How You Can Stay Connected With Your Loved Ones

You still have your life to live after someone dies, albeit a very different life without your loved one physically present. Finding strategies to keep the person close to you emotionally is an important part of the grieving process. Here are some suggestions for how you can stay connected with your loved ones.

candle in a dark room
Photo by siddharth kushwaha on Unsplash

#1 Talk to them or write to them

For as long as anyone can remember, people have talked to the people they love after they have died. Talking to your loved one customarily might bring many comforts, whether it is keeping them up to date on what’s going on in the family, the world, or in your own life. You might want to talk to them about how you feel and tell them how much you miss them. There is no right or wrong answer here.

#2 Talk to other people about them and share stories and experiences

One of the most heartbreaking aspects of a loved one’s death is when memories of them begin to fade. As time passes, some people report that they can no longer image someone’s face or recall what they sounded like.

Talking about them with other individuals who knew them well is one method to keep their memories alive. People might be hesitant to talk about or remember the person if you were extremely close to them, making you feel alone in your mourning. They may be apprehensive about upsetting you.

However, if you start the topic, it gives others the permission to speak up and tell stories about what that person used to say or do. You might even learn something new about them or see a side of them that you had not seen before.

You could also keep track of these stories in some form, such as writing them down in a memory book or recording them on tape, so you can refer to them when you miss the person you have lost or share with your family in the future.

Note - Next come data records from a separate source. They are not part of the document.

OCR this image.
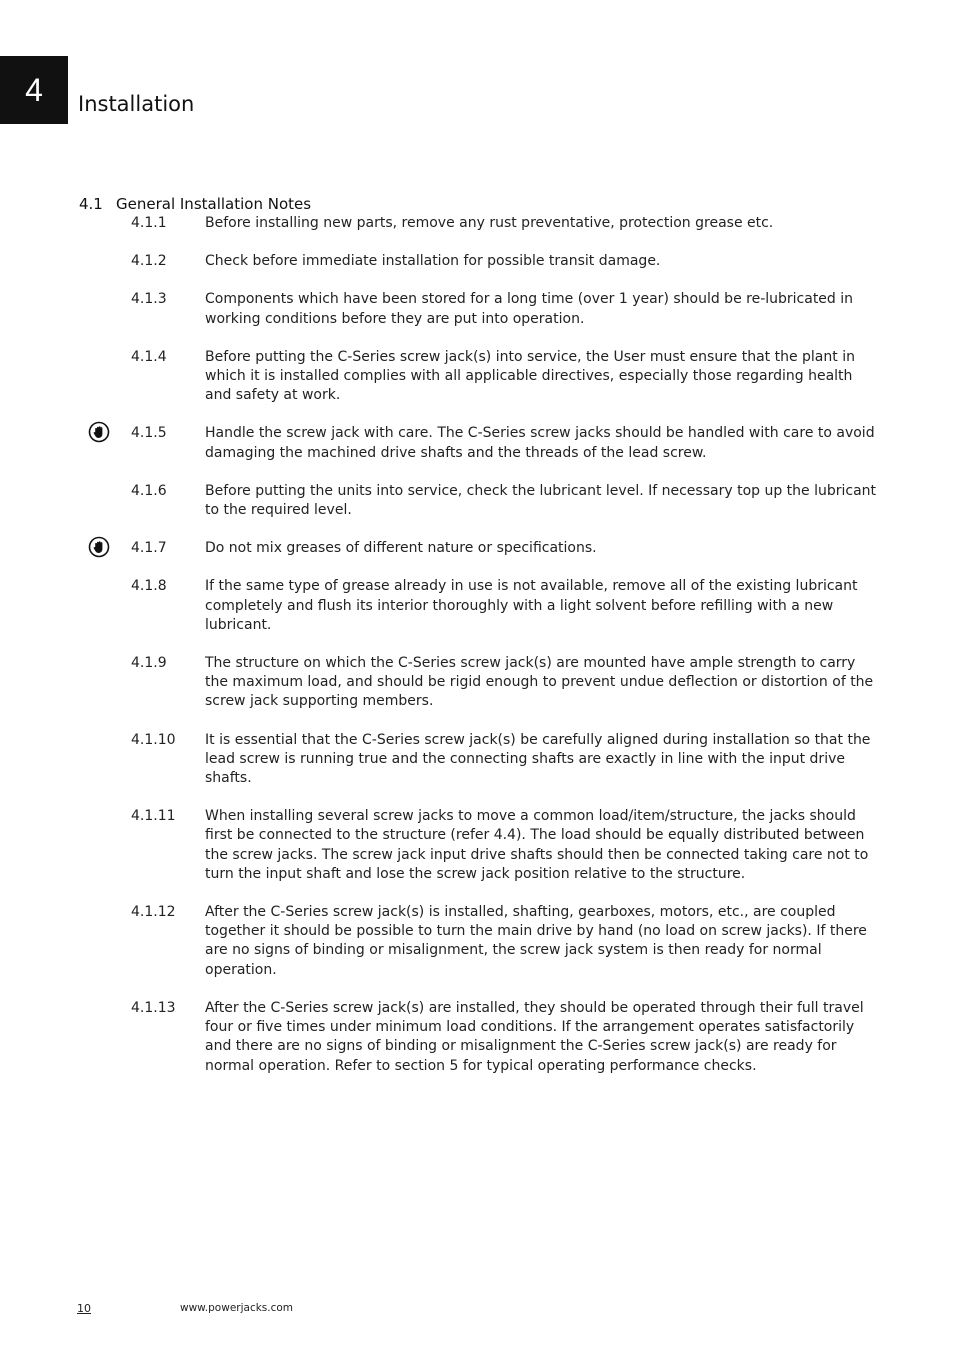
4 Installation
4.1 General Installation Notes
4.1.1	Before installing new parts, remove any rust preventative, protection grease etc.
4.1.2	Check before immediate installation for possible transit damage.
4.1.3	Components which have been stored for a long time (over 1 year) should be re-lubricated in working conditions before they are put into operation.
4.1.4	Before putting the C-Series screw jack(s) into service, the User must ensure that the plant in which it is installed complies with all applicable directives, especially those regarding health and safety at work.
4.1.5	Handle the screw jack with care. The C-Series screw jacks should be handled with care to avoid damaging the machined drive shafts and the threads of the lead screw.
4.1.6	Before putting the units into service, check the lubricant level. If necessary top up the lubricant to the required level.
4.1.7	Do not mix greases of different nature or specifications.
4.1.8	If the same type of grease already in use is not available, remove all of the existing lubricant completely and flush its interior thoroughly with a light solvent before refilling with a new lubricant.
4.1.9	The structure on which the C-Series screw jack(s) are mounted have ample strength to carry the maximum load, and should be rigid enough to prevent undue deflection or distortion of the screw jack supporting members.
4.1.10	It is essential that the C-Series screw jack(s) be carefully aligned during installation so that the lead screw is running true and the connecting shafts are exactly in line with the input drive shafts.
4.1.11	When installing several screw jacks to move a common load/item/structure, the jacks should first be connected to the structure (refer 4.4). The load should be equally distributed between the screw jacks. The screw jack input drive shafts should then be connected taking care not to turn the input shaft and lose the screw jack position relative to the structure.
4.1.12	After the C-Series screw jack(s) is installed, shafting, gearboxes, motors, etc., are coupled together it should be possible to turn the main drive by hand (no load on screw jacks). If there are no signs of binding or misalignment, the screw jack system is then ready for normal operation.
4.1.13	After the C-Series screw jack(s) are installed, they should be operated through their full travel four or five times under minimum load conditions. If the arrangement operates satisfactorily and there are no signs of binding or misalignment the C-Series screw jack(s) are ready for normal operation. Refer to section 5 for typical operating performance checks.
10	www.powerjacks.com
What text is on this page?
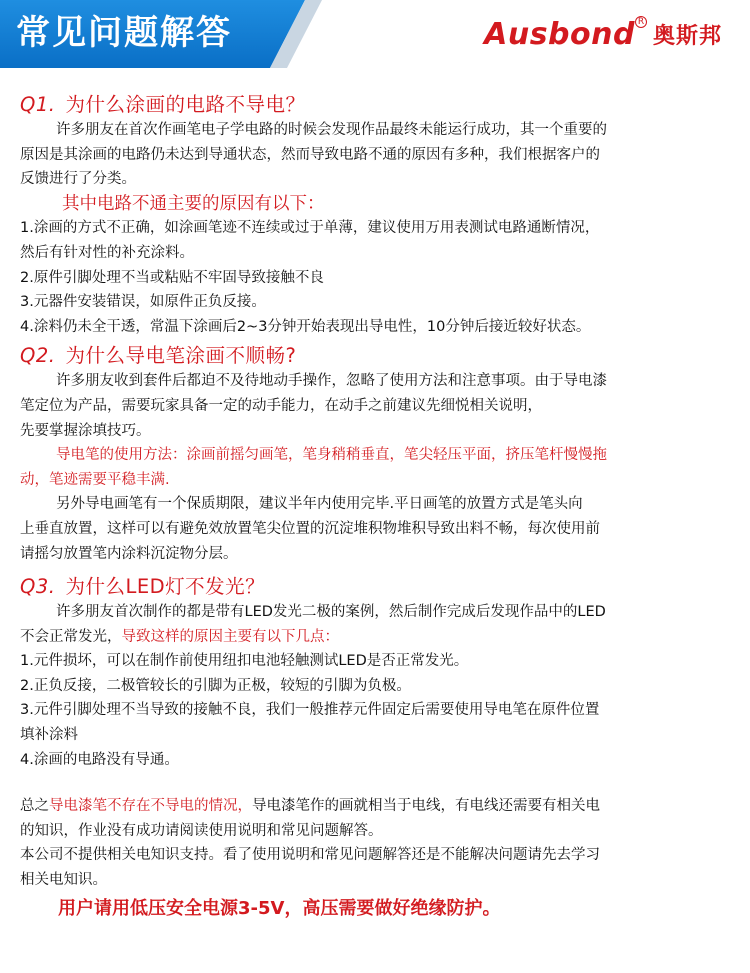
常见问题解答	Ausbond R
奥斯邦
Q1. 为什么涂画的电路不导电？

许多朋友在首次作画笔电子学电路的时候会发现作品最终未能运行成功，其一个重要的

原因是其涂画的电路仍未达到导通状态，然而导致电路不通的原因有多种，我们根据客户的

反馈进行了分类。

其中电路不通主要的原因有以下：

1.涂画的方式不正确，如涂画笔迹不连续或过于单薄，建议使用万用表测试电路通断情况，

然后有针对性的补充涂料。

2.原件引脚处理不当或粘贴不牢固导致接触不良

3.元器件安装错误，如原件正负反接。

4.涂料仍未全干透，常温下涂画后2~3分钟开始表现出导电性，10分钟后接近较好状态。

Q2. 为什么导电笔涂画不顺畅?

许多朋友收到套件后都迫不及待地动手操作，忽略了使用方法和注意事项。由于导电漆

笔定位为产品，需要玩家具备一定的动手能力，在动手之前建议先细悦相关说明，

先要掌握涂填技巧。

导电笔的使用方法：涂画前摇匀画笔，笔身稍稍垂直，笔尖轻压平面，挤压笔杆慢慢拖

动，笔迹需要平稳丰满.

另外导电画笔有一个保质期限，建议半年内使用完毕.平日画笔的放置方式是笔头向

上垂直放置，这样可以有避免效放置笔尖位置的沉淀堆积物堆积导致出料不畅，每次使用前

请摇匀放置笔内涂料沉淀物分层。

Q3. 为什么LED灯不发光？

许多朋友首次制作的都是带有LED发光二极的案例，然后制作完成后发现作品中的LED

不会正常发光，导致这样的原因主要有以下几点：

1.元件损坏，可以在制作前使用纽扣电池轻触测试LED是否正常发光。

2.正负反接，二极管较长的引脚为正极，较短的引脚为负极。

3.元件引脚处理不当导致的接触不良，我们一般推荐元件固定后需要使用导电笔在原件位置

填补涂料

4.涂画的电路没有导通。

总之导电漆笔不存在不导电的情况，导电漆笔作的画就相当于电线，有电线还需要有相关电

的知识，作业没有成功请阅读使用说明和常见问题解答。

本公司不提供相关电知识支持。看了使用说明和常见问题解答还是不能解决问题请先去学习

相关电知识。

用户请用低压安全电源3-5V，高压需要做好绝缘防护。
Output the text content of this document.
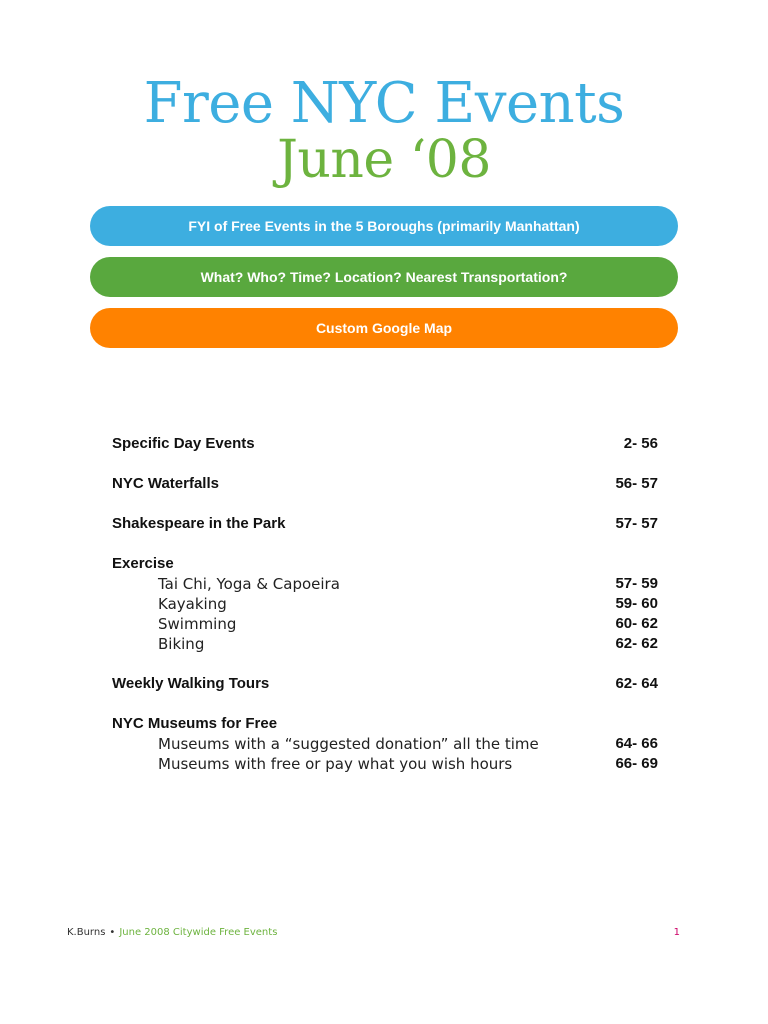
Free NYC Events
June ‘08
FYI of Free Events in the 5 Boroughs (primarily Manhattan)
What? Who? Time? Location? Nearest Transportation?
Custom Google Map
Specific Day Events	2- 56
NYC Waterfalls	56- 57
Shakespeare in the Park	57- 57
Exercise
Tai Chi, Yoga & Capoeira	57- 59
Kayaking	59- 60
Swimming	60- 62
Biking	62- 62
Weekly Walking Tours	62- 64
NYC Museums for Free
Museums with a “suggested donation” all the time	64- 66
Museums with free or pay what you wish hours	66- 69
K.Burns • June 2008 Citywide Free Events	1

#3 Create something using something of theirs

Some companies will turn the clothes of your loved one into blankets or memory bears, which give you a physical reminder of the person. You could also have something made that you could wear every day, such as finger print jewelry,  meaning that the one you have loved and lost is with you all of the time, no matter where you are.  

#4 Have a remembrance ritual in place

It can help you feel closer to someone if you have a regular ritual to set out time to intentionally remember them. It could be something as simple as going to their favourite location in the garden every day, leaving flowers on a cemetery, or flipping through a favourite photo book while sipping their favourite beverage. It might be something much more substantial, such as an annual trip to their favourite location or arranging a party. You could do this on a major date for them, such as their birthday, anniversary, or Christmas, which can be difficult while you are grieving.

Traditions and rituals that they are familiar with – and were once a part of – might make them feel as if they are close by. Starting new rituals without them can also pull you closer to them because you’re doing something special only for them to keep them in your life.

Photo by Alex Green from Pexels

#5 What would they say or do?

Part of the pain of grieving is from the realization that we will never be able to share whatever comes our way in the future with that person, whether it is great news, a special occasion, a difficult situation, or the mundane minutiae of everyday life.

However, it is surprising how much you can picture what someone you knew would have thought of something, especially if you knew them well. Close your eyes and imagine you have just informed them of some important information. What do you think they would say? 

#6 Do something that they used to enjoy

When you have finished talking, doing something they used to enjoy is another approach to feel connected with them. It could be something you used to do together, such as cooking or flying a kite. It might be something you have not done before. Getting lost in what they enjoyed could help them come into greater focus. If they were passionate about a subject, you might take consolation in supporting or learning more about it, knowing that they would be happy of your efforts.